The Mayor of Paris, Anne Hidalgo, wrote a lengthy post on X, detailing why she was leaving the social messaging platform formerly known as Twitter. Hidalgo blames the platform for “exacerbating tensions and conflicts,” calling it a “tool for destroying our democracies.”
“We must not deceive ourselves,” she writes.
“We are dealing here with an utterly clear political project to push aside democracy and its values in favor of powerful private interests,” she adds.
Hidalgo's perspective highlights reasons why some of X’s biggest advertisers like Apple, Lionsgate, IBM and Disney have either paused or ended their campaigns on the platform in recent weeks following the proliferation of pro-Nazi and antisemitic content.
In her post, Hidalgo alluded to X owner Elon Musk without naming him, writing: "This platform and its owner intentionally exacerbate tensions and conflicts.”
Last week, Musk, who has a history of engaging with hateful and controversial content, responded to an X user who wrote that he his “disinterested in giving the tiniest shit now about western Jewish populations” and that those “flooding their country don't exactly like them too much.” In response, Musk wrote, “You have said the actual truth.” The post has amassed almost 8 million views.
After Media Matters for America released a report showing a plethora of ads appearing next to hate-fueled content on X, Musk sued the advocacy group, accusing it of manipulating X’s algorithm to drive advertisers away.
X's revenue has plummeted since Musk's takeover. With dozens of advertisers pausing their ad spend, the company may be on track to lose up to $75 million in ad revenue by the end of this year.

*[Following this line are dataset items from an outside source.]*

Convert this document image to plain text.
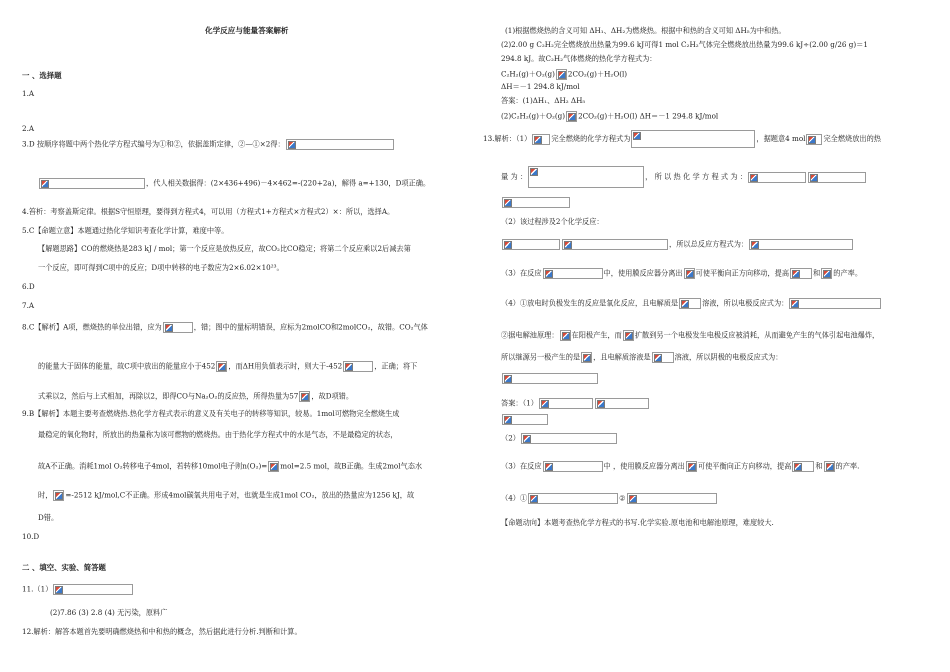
化学反应与能量答案解析
一 、选择题
1.A
2.A
3.D 按顺序将题中两个热化学方程式编号为①和②，依据盖斯定律，②—①×2得：
，代人相关数据得：(2×436+496)－4×462=-(220+2a)，解得 a=+130，D项正确。
4.笞析：考察盖斯定律。根据S守恒原理，要得到方程式4，可以用（方程式1+方程式×方程式2）×：所以，选择A。
5.C【命题立意】本题通过热化学知识考查化学计算，难度中等。
【解题思路】CO的燃烧热是283 kJ / mol；第一个反应是放热反应，故CO₂比CO稳定；将第二个反应乘以2后减去第
一个反应，即可得到C项中的反应；D项中转移的电子数应为2×6.02×10²³。
6.D
7.A
8.C【解析】A项，燃烧热的单位出错，应为	，错；图中的量标明错误，应标为2molCO和2molCO₂，故错。CO₂气体
的能量大于固体的能量，故C项中放出的能量应小于452 ，而ΔH用负值表示时，则大于-452	，正确；将下
式乘以2，然后与上式相加，再除以2，即得CO与Na₂O₂的反应热，所得热量为57 ，故D项错。
9.B【解析】本题主要考查燃烧热.热化学方程式表示的意义及有关电子的转移等知识，较易。1mol可燃物完全燃烧生成
最稳定的氧化物时，所放出的热量称为该可燃物的燃烧热。由于热化学方程式中的水是气态，不是最稳定的状态，
故A不正确。消耗1mol O₂转移电子4mol，若转移10mol电子则n(O₂)= mol=2.5 mol，故B正确。生成2mol气态水
时， =-2512 kJ/mol,C不正确。形成4mol碳氧共用电子对，也就是生成1mol CO₂，放出的热量应为1256 kJ，故
D错。
10.D
二 、填空、实验、简答题
11.（1）
(2)7.86 (3) 2.8 (4) 无污染，原料广
12.解析：解答本题首先要明确燃烧热和中和热的概念，然后据此进行分析.判断和计算。
(1)根据燃烧热的含义可知 ΔH₁、ΔH₂为燃烧热。根据中和热的含义可知 ΔH₅为中和热。
(2)2.00 g C₂H₂完全燃烧放出热量为99.6 kJ可得1 mol C₂H₂气体完全燃烧放出热量为99.6 kJ÷(2.00 g/26 g)＝1
294.8 kJ。故C₂H₂气体燃烧的热化学方程式为：
C₂H₂(g)＋O₂(g) 2CO₂(g)＋H₂O(l)
ΔH＝－1 294.8 kJ/mol
答案：(1)ΔH₁、ΔH₂ ΔH₅
(2)C₂H₂(g)＋O₂(g) 2CO₂(g)＋H₂O(l) ΔH＝－1 294.8 kJ/mol
13.解析：（1）	完全燃烧的化学方程式为	，据题意4 mol	完全燃烧放出的热
量 为 ：	， 所 以 热 化 学 方 程 式 为 ：
（2）该过程涉及2个化学反应：
，所以总反应方程式为：
（3）在反应	中，使用膜反应器分离出 可使平衡向正方向移动，提高	和 的产率。
（4）①放电时负极发生的反应是氧化反应，且电解质是	溶液，所以电极反应式为：
②据电解池原理： 在阳极产生，而 扩散到另一个电极发生电极反应被消耗，从而避免产生的气体引起电池爆炸，
所以继源另一极产生的是 ，且电解质溶液是	溶液，所以阴极的电极反应式为：
答案：（1）
（2）
（3）在反应	中 ，使用膜反应器分离出 可使平衡向正方向移动，提高	和 的产率.
（4）①	②
【命题动向】本题考查热化学方程式的书写.化学实验.原电池和电解池原理，难度较大.
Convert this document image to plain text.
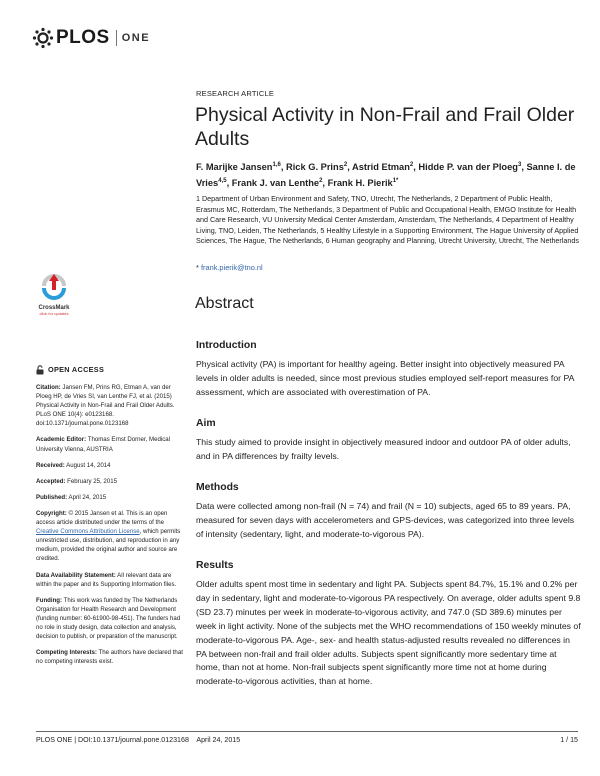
PLOS ONE
RESEARCH ARTICLE
Physical Activity in Non-Frail and Frail Older Adults
F. Marijke Jansen$^{1,6}$, Rick G. Prins$^2$, Astrid Etman$^2$, Hidde P. van der Ploeg$^3$, Sanne I. de Vries$^{4,5}$, Frank J. van Lenthe$^2$, Frank H. Pierik$^{1*}$
1 Department of Urban Environment and Safety, TNO, Utrecht, The Netherlands, 2 Department of Public Health, Erasmus MC, Rotterdam, The Netherlands, 3 Department of Public and Occupational Health, EMGO Institute for Health and Care Research, VU University Medical Center Amsterdam, Amsterdam, The Netherlands, 4 Department of Healthy Living, TNO, Leiden, The Netherlands, 5 Healthy Lifestyle in a Supporting Environment, The Hague University of Applied Sciences, The Hague, The Netherlands, 6 Human geography and Planning, Utrecht University, Utrecht, The Netherlands
* frank.pierik@tno.nl
Abstract
Introduction

Physical activity (PA) is important for healthy ageing. Better insight into objectively measured PA levels in older adults is needed, since most previous studies employed self-report measures for PA assessment, which are associated with overestimation of PA.

Aim

This study aimed to provide insight in objectively measured indoor and outdoor PA of older adults, and in PA differences by frailty levels.

Methods

Data were collected among non-frail (N = 74) and frail (N = 10) subjects, aged 65 to 89 years. PA, measured for seven days with accelerometers and GPS-devices, was categorized into three levels of intensity (sedentary, light, and moderate-to-vigorous PA).

Results

Older adults spent most time in sedentary and light PA. Subjects spent 84.7%, 15.1% and 0.2% per day in sedentary, light and moderate-to-vigorous PA respectively. On average, older adults spent 9.8 (SD 23.7) minutes per week in moderate-to-vigorous activity, and 747.0 (SD 389.6) minutes per week in light activity. None of the subjects met the WHO recommendations of 150 weekly minutes of moderate-to-vigorous PA. Age-, sex- and health status-adjusted results revealed no differences in PA between non-frail and frail older adults. Subjects spent significantly more sedentary time at home, than not at home. Non-frail subjects spent significantly more time not at home during moderate-to-vigorous activities, than at home.

CrossMark
click for updates
OPEN ACCESS
Citation: Jansen FM, Prins RG, Etman A, van der Ploeg HP, de Vries SI, van Lenthe FJ, et al. (2015) Physical Activity in Non-Frail and Frail Older Adults. PLoS ONE 10(4): e0123168. doi:10.1371/journal.pone.0123168
Academic Editor: Thomas Ernst Dorner, Medical University Vienna, AUSTRIA
Received: August 14, 2014
Accepted: February 25, 2015
Published: April 24, 2015
Copyright: © 2015 Jansen et al. This is an open access article distributed under the terms of the Creative Commons Attribution License, which permits unrestricted use, distribution, and reproduction in any medium, provided the original author and source are credited.
Data Availability Statement: All relevant data are within the paper and its Supporting Information files.
Funding: This work was funded by The Netherlands Organisation for Health Research and Development (funding number: 60-61900-98-451). The funders had no role in study design, data collection and analysis, decision to publish, or preparation of the manuscript.
Competing Interests: The authors have declared that no competing interests exist.
PLOS ONE | DOI:10.1371/journal.pone.0123168    April 24, 2015	1 / 15
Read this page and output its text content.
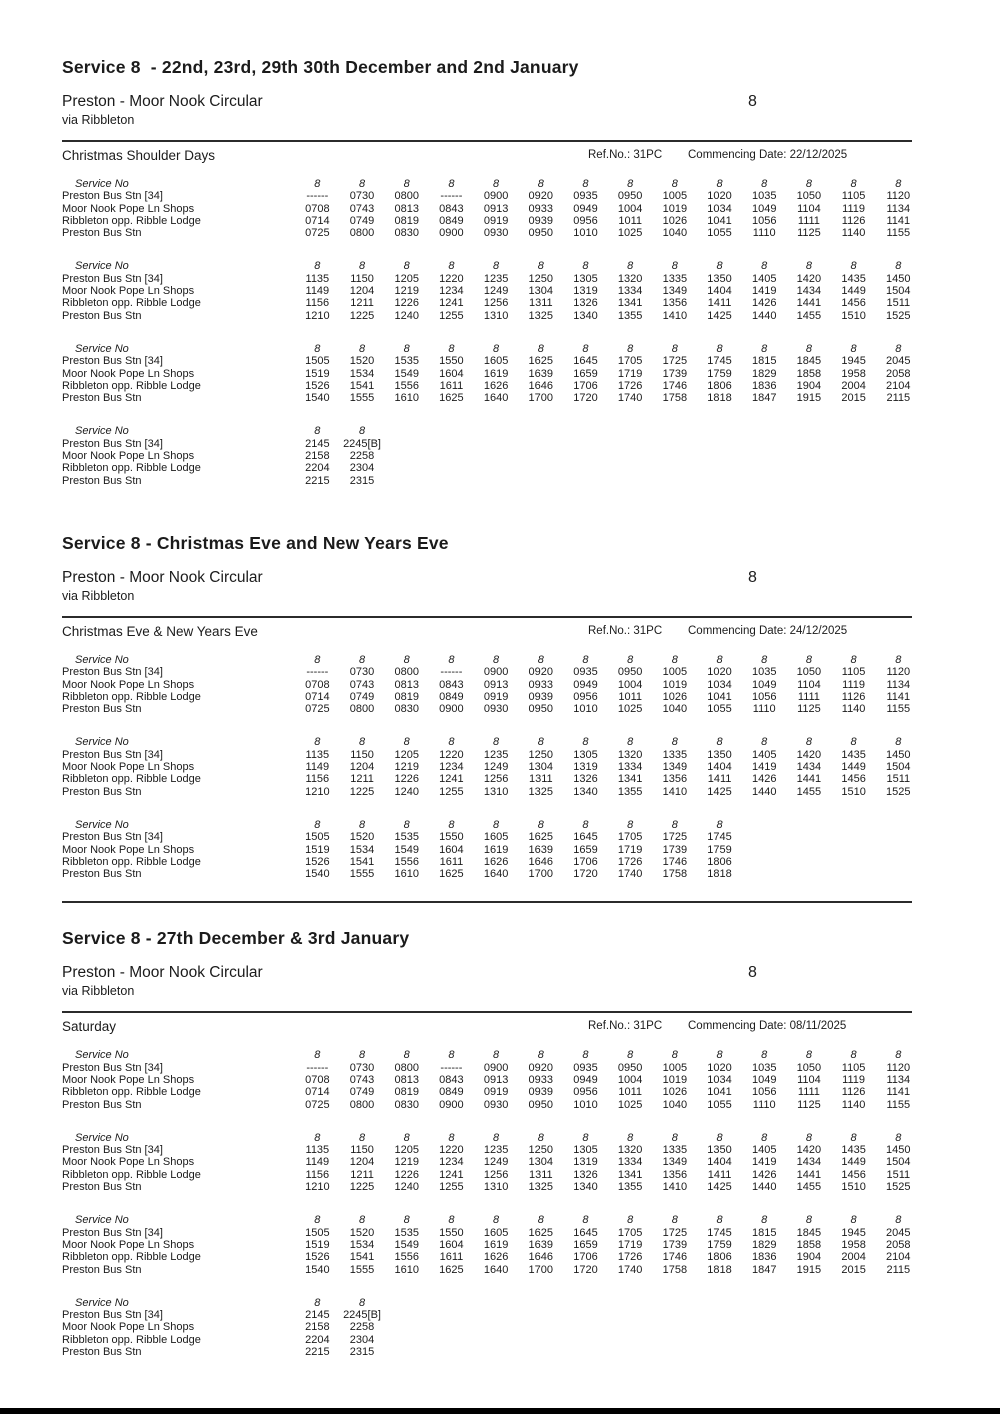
Service 8  - 22nd, 23rd, 29th 30th December and 2nd January
Preston - Moor Nook Circular	8
via Ribbleton
Christmas Shoulder Days	Ref.No.: 31PC Commencing Date: 22/12/2025
Service No	8	8	8	8	8	8	8	8	8	8	8	8	8	8
Preston Bus Stn [34]	------	0730	0800	------	0900	0920	0935	0950	1005	1020	1035	1050	1105	1120
Moor Nook Pope Ln Shops	0708	0743	0813	0843	0913	0933	0949	1004	1019	1034	1049	1104	1119	1134
Ribbleton opp. Ribble Lodge	0714	0749	0819	0849	0919	0939	0956	1011	1026	1041	1056	1111	1126	1141
Preston Bus Stn	0725	0800	0830	0900	0930	0950	1010	1025	1040	1055	1110	1125	1140	1155
Service No	8	8	8	8	8	8	8	8	8	8	8	8	8	8
Preston Bus Stn [34]	1135	1150	1205	1220	1235	1250	1305	1320	1335	1350	1405	1420	1435	1450
Moor Nook Pope Ln Shops	1149	1204	1219	1234	1249	1304	1319	1334	1349	1404	1419	1434	1449	1504
Ribbleton opp. Ribble Lodge	1156	1211	1226	1241	1256	1311	1326	1341	1356	1411	1426	1441	1456	1511
Preston Bus Stn	1210	1225	1240	1255	1310	1325	1340	1355	1410	1425	1440	1455	1510	1525
Service No	8	8	8	8	8	8	8	8	8	8	8	8	8	8
Preston Bus Stn [34]	1505	1520	1535	1550	1605	1625	1645	1705	1725	1745	1815	1845	1945	2045
Moor Nook Pope Ln Shops	1519	1534	1549	1604	1619	1639	1659	1719	1739	1759	1829	1858	1958	2058
Ribbleton opp. Ribble Lodge	1526	1541	1556	1611	1626	1646	1706	1726	1746	1806	1836	1904	2004	2104
Preston Bus Stn	1540	1555	1610	1625	1640	1700	1720	1740	1758	1818	1847	1915	2015	2115
Service No	8	8
Preston Bus Stn [34]	2145	2245[B]
Moor Nook Pope Ln Shops	2158	2258
Ribbleton opp. Ribble Lodge	2204	2304
Preston Bus Stn	2215	2315
Service 8 - Christmas Eve and New Years Eve
Preston - Moor Nook Circular	8
via Ribbleton
Christmas Eve & New Years Eve	Ref.No.: 31PC Commencing Date: 24/12/2025
Service No	8	8	8	8	8	8	8	8	8	8	8	8	8	8
Preston Bus Stn [34]	------	0730	0800	------	0900	0920	0935	0950	1005	1020	1035	1050	1105	1120
Moor Nook Pope Ln Shops	0708	0743	0813	0843	0913	0933	0949	1004	1019	1034	1049	1104	1119	1134
Ribbleton opp. Ribble Lodge	0714	0749	0819	0849	0919	0939	0956	1011	1026	1041	1056	1111	1126	1141
Preston Bus Stn	0725	0800	0830	0900	0930	0950	1010	1025	1040	1055	1110	1125	1140	1155
Service No	8	8	8	8	8	8	8	8	8	8	8	8	8	8
Preston Bus Stn [34]	1135	1150	1205	1220	1235	1250	1305	1320	1335	1350	1405	1420	1435	1450
Moor Nook Pope Ln Shops	1149	1204	1219	1234	1249	1304	1319	1334	1349	1404	1419	1434	1449	1504
Ribbleton opp. Ribble Lodge	1156	1211	1226	1241	1256	1311	1326	1341	1356	1411	1426	1441	1456	1511
Preston Bus Stn	1210	1225	1240	1255	1310	1325	1340	1355	1410	1425	1440	1455	1510	1525
Service No	8	8	8	8	8	8	8	8	8	8
Preston Bus Stn [34]	1505	1520	1535	1550	1605	1625	1645	1705	1725	1745
Moor Nook Pope Ln Shops	1519	1534	1549	1604	1619	1639	1659	1719	1739	1759
Ribbleton opp. Ribble Lodge	1526	1541	1556	1611	1626	1646	1706	1726	1746	1806
Preston Bus Stn	1540	1555	1610	1625	1640	1700	1720	1740	1758	1818
Service 8 - 27th December & 3rd January
Preston - Moor Nook Circular	8
via Ribbleton
Saturday	Ref.No.: 31PC Commencing Date: 08/11/2025
Service No	8	8	8	8	8	8	8	8	8	8	8	8	8	8
Preston Bus Stn [34]	------	0730	0800	------	0900	0920	0935	0950	1005	1020	1035	1050	1105	1120
Moor Nook Pope Ln Shops	0708	0743	0813	0843	0913	0933	0949	1004	1019	1034	1049	1104	1119	1134
Ribbleton opp. Ribble Lodge	0714	0749	0819	0849	0919	0939	0956	1011	1026	1041	1056	1111	1126	1141
Preston Bus Stn	0725	0800	0830	0900	0930	0950	1010	1025	1040	1055	1110	1125	1140	1155
Service No	8	8	8	8	8	8	8	8	8	8	8	8	8	8
Preston Bus Stn [34]	1135	1150	1205	1220	1235	1250	1305	1320	1335	1350	1405	1420	1435	1450
Moor Nook Pope Ln Shops	1149	1204	1219	1234	1249	1304	1319	1334	1349	1404	1419	1434	1449	1504
Ribbleton opp. Ribble Lodge	1156	1211	1226	1241	1256	1311	1326	1341	1356	1411	1426	1441	1456	1511
Preston Bus Stn	1210	1225	1240	1255	1310	1325	1340	1355	1410	1425	1440	1455	1510	1525
Service No	8	8	8	8	8	8	8	8	8	8	8	8	8	8
Preston Bus Stn [34]	1505	1520	1535	1550	1605	1625	1645	1705	1725	1745	1815	1845	1945	2045
Moor Nook Pope Ln Shops	1519	1534	1549	1604	1619	1639	1659	1719	1739	1759	1829	1858	1958	2058
Ribbleton opp. Ribble Lodge	1526	1541	1556	1611	1626	1646	1706	1726	1746	1806	1836	1904	2004	2104
Preston Bus Stn	1540	1555	1610	1625	1640	1700	1720	1740	1758	1818	1847	1915	2015	2115
Service No	8	8
Preston Bus Stn [34]	2145	2245[B]
Moor Nook Pope Ln Shops	2158	2258
Ribbleton opp. Ribble Lodge	2204	2304
Preston Bus Stn	2215	2315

“We need more than ever to keep real democracy alive,” Hidalgo wrote in her announcement Monday. “Twitter hinders debate, the quest for truth, and the serene and constructive dialogue needed between human beings. I refuse to endorse this evil scheme.”
Throughout her 10 years in office, Hidalgo has championed sustainability practices, fighting to make Paris a greener city.
In her statement on X, Hidalgo wrote that the platform currently “hinders the information needed to bring about the ecological and energy transformation we much need” in favoring arguments by those pushing the use of fossil fuels.
“We can keep denying, clarifying and explaining, but the noise produced by a piece of misinformation will still dwarf the echo of a proven truth,” she writes.
In September, a report released by a coalition of over 50 environmental groups, ad agencies and other organizations named X the least likely to combat climate change misinformation among all other leading social-media platforms due to the app's lack of policies against the spread of misleading information around climate change.
While Monday will mark Hidalgo's last day on Twitter, she made sure to let her 1.5 million followers know she would “remain on other social media networks in which respectful exchanges can still take place,” linking to Facebook, Instagram and Bluesky.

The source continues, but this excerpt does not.